William Meager Tweed photographed in 1870. Courtesy of Wikimedia Commons

In Nast’s world, Irish and Catholics are inexorably intertwined with William Meager Tweed, the Tammany Hall Sachem or “Boss” that ran a corrupt “Ring” in New York City. Tweed was a Scots-Irish Presbyterian, and as a younger man was no admirer of Irish Catholics. All of that changed when Tweed quickly figured out the political value of this massive immigrant population. He cultivated the allegiance of the Irish and the Roman Catholic Church for expedient political reasons. In the view of many at the time, especially for the Republican, Protestant ruling elite, Tweed’s arrangement was a malodorous quid pro quo – votes for favors. That the Irish allowed themselves to be so manipulated by Tweed and how a particular church grew and benefited directly as a result of Tweed’s support with public funds is at the heart of Nast’s ink and ire.

Thomas Nast did not have a fundamental problem with the Irish or with Catholics. His family faith was Catholic! Nast was consistent in calling out corruption and hypocrisy wherever he saw it emerge. Had it not been for their political alliances, which in Nast’s view involved stolen elections and misappropriated public funds, there would be little reasons for Nast to attack the Irish Catholics.

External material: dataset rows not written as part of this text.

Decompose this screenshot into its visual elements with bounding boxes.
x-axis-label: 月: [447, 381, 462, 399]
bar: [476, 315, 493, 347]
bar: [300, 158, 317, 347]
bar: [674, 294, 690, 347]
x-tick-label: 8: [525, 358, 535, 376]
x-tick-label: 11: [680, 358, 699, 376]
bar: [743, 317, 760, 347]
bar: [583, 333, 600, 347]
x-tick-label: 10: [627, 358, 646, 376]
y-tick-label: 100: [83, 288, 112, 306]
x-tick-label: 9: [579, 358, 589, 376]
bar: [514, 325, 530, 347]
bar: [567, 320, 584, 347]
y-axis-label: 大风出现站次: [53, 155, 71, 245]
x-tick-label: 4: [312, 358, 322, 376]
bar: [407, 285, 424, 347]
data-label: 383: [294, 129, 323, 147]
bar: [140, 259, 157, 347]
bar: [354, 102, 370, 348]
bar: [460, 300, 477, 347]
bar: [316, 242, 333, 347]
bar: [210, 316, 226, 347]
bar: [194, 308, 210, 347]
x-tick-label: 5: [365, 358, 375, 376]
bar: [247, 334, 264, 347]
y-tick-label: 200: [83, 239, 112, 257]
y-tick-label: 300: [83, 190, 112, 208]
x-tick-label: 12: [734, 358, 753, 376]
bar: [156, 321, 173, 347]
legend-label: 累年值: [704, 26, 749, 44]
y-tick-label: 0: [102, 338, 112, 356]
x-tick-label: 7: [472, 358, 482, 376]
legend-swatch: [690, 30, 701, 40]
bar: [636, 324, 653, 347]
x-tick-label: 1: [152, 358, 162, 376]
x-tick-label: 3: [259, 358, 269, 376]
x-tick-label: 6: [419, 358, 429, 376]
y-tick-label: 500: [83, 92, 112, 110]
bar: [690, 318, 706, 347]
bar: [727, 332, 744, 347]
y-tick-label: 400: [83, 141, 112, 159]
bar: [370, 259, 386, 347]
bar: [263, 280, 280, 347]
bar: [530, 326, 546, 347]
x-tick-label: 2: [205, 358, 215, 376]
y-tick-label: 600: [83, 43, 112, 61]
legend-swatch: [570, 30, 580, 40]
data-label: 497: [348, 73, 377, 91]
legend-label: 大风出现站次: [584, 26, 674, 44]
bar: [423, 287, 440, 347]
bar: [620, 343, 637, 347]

His pen would turn on anyone, or any group, who he felt had turned on his or her principles or moral code. I will examine Nast’s use of symbols and stereotypes and seek to explain, rather than excuse their employment in his work and commentary. Everything Nast drew, was executed with deep conviction. One may not agree with Nast’s conclusions, but those who are informed of his life and times find it difficult to question the well of integrity and consistency from with which Thomas Nast drew his creative inspiration.